Screenshot from State TV of the first parliamentary session on Sunday 10 January, 2016
The first session of Egypt's parliament continued after MP Mortada Mansour capitulated to the demands of angry parliamentarians that he recite the oath without criticising the 25 January revolution that ousted president Hosni Mubarak in 2011.
Acting speaker Bahaa Abu-Shoqa had threatened to suspend the first session after Mansour refused to repeat the oath, standing by his initial version of the oath in which he strayed from the official text, stirring a raucous among members who shouted him down.

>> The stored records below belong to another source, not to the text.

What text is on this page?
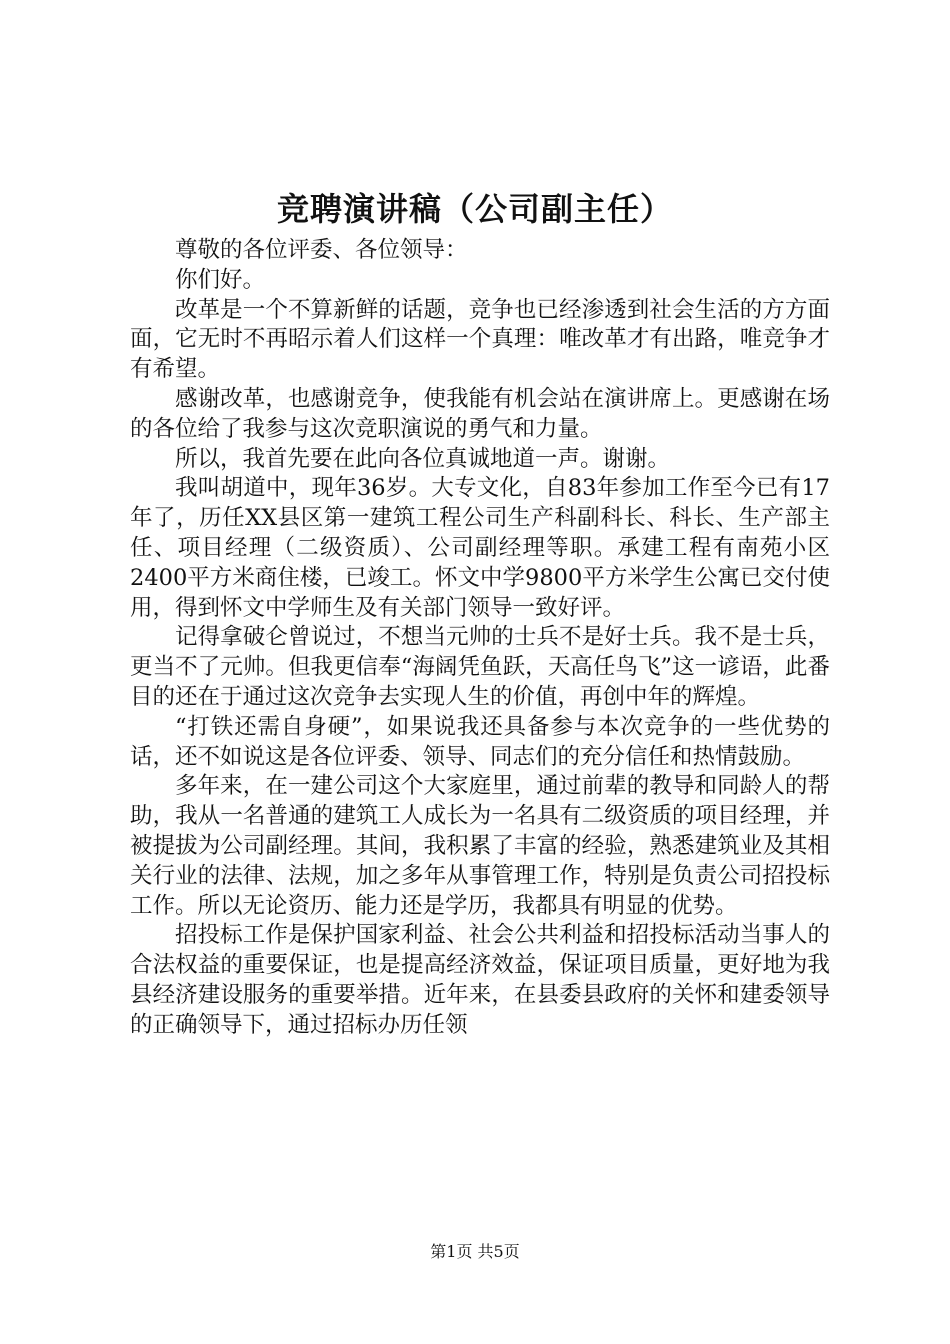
竞聘演讲稿（公司副主任）

尊敬的各位评委、各位领导：

你们好。

改革是一个不算新鲜的话题，竞争也已经渗透到社会生活的方方面面，它无时不再昭示着人们这样一个真理：唯改革才有出路，唯竞争才有希望。

感谢改革，也感谢竞争，使我能有机会站在演讲席上。更感谢在场的各位给了我参与这次竞职演说的勇气和力量。

所以，我首先要在此向各位真诚地道一声。谢谢。

我叫胡道中，现年36岁。大专文化，自83年参加工作至今已有17年了，历任XX县区第一建筑工程公司生产科副科长、科长、生产部主任、项目经理（二级资质）、公司副经理等职。承建工程有南苑小区2400平方米商住楼，已竣工。怀文中学9800平方米学生公寓已交付使用，得到怀文中学师生及有关部门领导一致好评。

记得拿破仑曾说过，不想当元帅的士兵不是好士兵。我不是士兵，更当不了元帅。但我更信奉“海阔凭鱼跃，天高任鸟飞”这一谚语，此番目的还在于通过这次竞争去实现人生的价值，再创中年的辉煌。

“打铁还需自身硬”，如果说我还具备参与本次竞争的一些优势的话，还不如说这是各位评委、领导、同志们的充分信任和热情鼓励。

多年来，在一建公司这个大家庭里，通过前辈的教导和同龄人的帮助，我从一名普通的建筑工人成长为一名具有二级资质的项目经理，并被提拔为公司副经理。其间，我积累了丰富的经验，熟悉建筑业及其相关行业的法律、法规，加之多年从事管理工作，特别是负责公司招投标工作。所以无论资历、能力还是学历，我都具有明显的优势。

招投标工作是保护国家利益、社会公共利益和招投标活动当事人的合法权益的重要保证，也是提高经济效益，保证项目质量，更好地为我县经济建设服务的重要举措。近年来，在县委县政府的关怀和建委领导的正确领导下，通过招标办历任领

第1页 共5页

The controversial Mansour had earlier gone off script by adding that he does not consider the January 25 uprising a revolution.
Mansour swore that he would respect the “articles of the constitution,” not the “constitution [per se].” He had earlier explained to the media that he rejected the constitution's preface, which pays tribute to both the 25 January 2011 revolution and the 30 June 2013 revolution that ousted Islamist president Mohamed Morsi.
“25 January was an uprising, not a revolution,” Mansour stated.
Earlier in the day, Egyptian Arabic newspaper El-Masry El-Youm videotaped Mansour heading from his house to the parliament’s headquarters in Downtown Cairo, where he revealed his intention to change the oath while swearing in.